22 F. Cas. 704 | U.S. Circuit Court for the District of Iowa | 1877
In respect to the second special defence to the action, I am of opinion that the statute of Westm. II. (13 Edw. I. c. 34), upon which that defence is based, and which is: “If a wife willingly leave her husband, and go away, and continue with the adulterer, she shall be barred forever of action to demand her dower ihat she ought to have of her husband’s lands, if she be convict thereupon, except that her husband. willingly, and without coercion of the church, reconcile her, and suffer her to dwell with him; in which case she shall be restored to her action” — never having been expressly adopted in Iowa, is not in force therein, nor is it part of the law of the state. The ground of this conclusion is that its provisions are inconsistent with the legislation of the state on the subject of dower, or the widow’s right in the estate of her husband, and the mode in which such right may be barred or relinquished, and with the statutory provisions in respect to divorce on the ground of adultery. The reasons which support this conclusion, under similar legislation, are so forcibly stated by the supreme judicial court of Massachusetts, in Lakin v. Lakin, 2 Allen, 45, that I content myself with a reference to that case, and to Bryan v. Batcheller, 6 R. I. 543, and Lecompte v. Wash, 9 Mo. 551, Without here setting forth the arguments upon which they • rest. This conclusion concedes that the fee simple provision for the widow made by the act of 1802, which is a substitute for dower, is governed by the same principles as to forfeiture that apply to the right or estate in dower; but the point need not be decided, for the concession is the view most favorable to the defendants. Under the act of 1802, the rights of husband and wife in the estate of the other are reciprocal and the same; and it would hardly be contended that the statute of Westminster would apply to deprive the husband, who had committed adultery, of his right to one-third of the estate of his wife.
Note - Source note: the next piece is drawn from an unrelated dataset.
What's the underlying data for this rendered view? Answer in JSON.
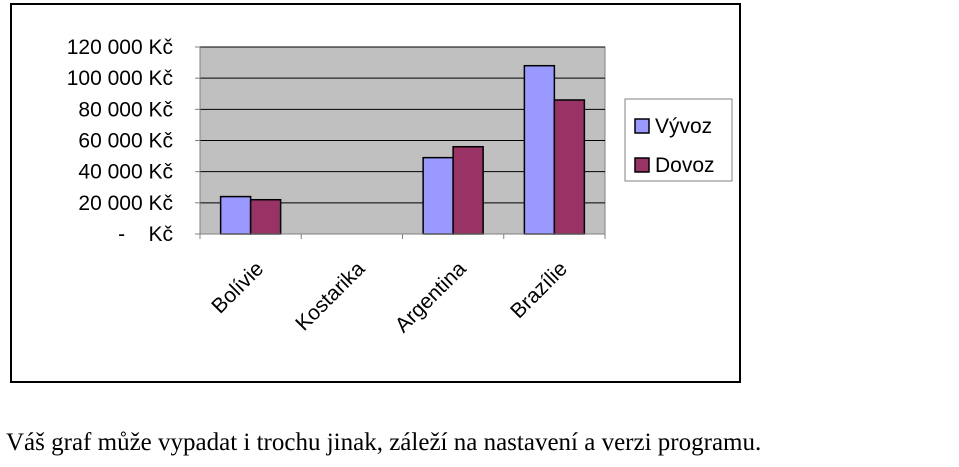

As respects the third special defence, I am of opinion that the verbal transaction therein set forth does not amount to a relinquishment, or legal bar, to dower or the widow’s right; and, in view of the allegation that there had been a valid divorce, which, of itself, would be a bar to dower, and the prospective nature of the alleged release, this transaction is not' of such a nature, whatever might be its effect in equity, as to amount to a bar to this suit. See McKee v. Reynolds, 26 Iowa, 578, and cases cited. Both pleas are insufficient. Demurrer sustained.